Expanding private sector
However, the success of such measures is far from guaranteed, and will depend heavily on the private sector meeting the government halfway. Certainly, the state has done much to expand the private sector by addressing the so-called “skills gap” among young Omanis, introducing programmes to encourage entrepreneurship and business skills as part of its drive to reduce youth unemployment. The College of Banking and Financial Studies, for example, has been successful in preparing young Omanis to replace expatriates in banking and financial institutions. Indeed, the Central Bank of Oman’s has estimated that more than 84 per cent of workers in the private sector are expats, who send home roughly RO2.774 billion per year in remittances.
Moreover, obtaining start-up capital has also been made easier; last October, for example, Oman launched its first small and medium-sized enterprise (SME) Loan Guarantee Programme in an effort to bridge the gap between cash-rich local financiers and potential young Omani entrepreneurs. The loan programme provides 80 per cent guarantees for SME loans up to $650,000, with interest rates ranging from 3.4 per cent to 4.3 per cent, and is part of the Omani government’s “Vision 2020” for a vibrant and diversified private sector and a generation of entrepreneurial Omanis who can serve as job creators in a post-oil economy.
Concerns of young Omanis
Yet skills, education and capital are only part of the problem. A recent statement issued by the Council of Ministers acknowledged that while there are already a number of jobs available in the private sector, there is reluctance on the part of young Omanis to fill these posts. Shift-work, extended hours, less job security and the fewer number of public holidays are some of the reasons Omani citizens turn down private sector jobs. A recent report by the Shura Council said that of 53,000 people who resigned from their private sector jobs in 2011 nearly half moved to work in the public sector.

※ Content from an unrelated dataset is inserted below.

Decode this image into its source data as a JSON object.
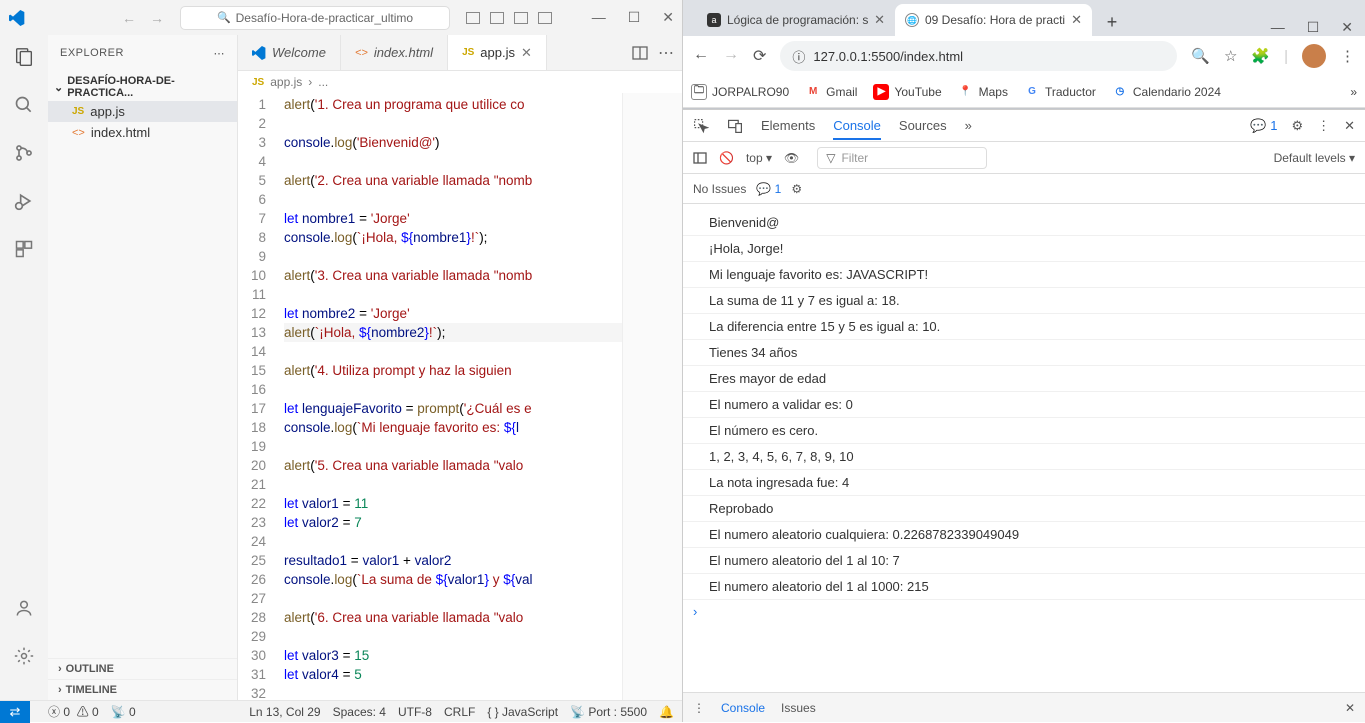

The flip side of some private sector managers’ complaints about Omanis being reluctant to take up existing jobs is that private businesses are not making the kinds of wholesale reforms necessary if they are to play a significant role in getting Omanis into work. The same report by the Shura Council found that the large number of resignations from the private sector reflects the frustration and discontent of Omani workers due to allegedly low wages amid the rising cost of living; some 48 per cent of private sector employees’ salaries do not exceed RO200 per month. So not only must the private sector expand to take advantage of the labour-intensive industries the government has earmarked for growth, it must also see an improvement in job offerings relative to the public sector.
Increased investment in job creation, as well as a recognition of the preference for public sector employment and efforts to increase the attractiveness of the private sector, should go some way to addressing the situation. However, there is no quick fix. The broader economic development strategy the Sultanate has embarked on is by its very nature long-term, and therefore it is to be hoped that the enhancement of the private sector’s role as well as increasing education and skills levels can be fuelled by the hydrocarbons sector for some time to come.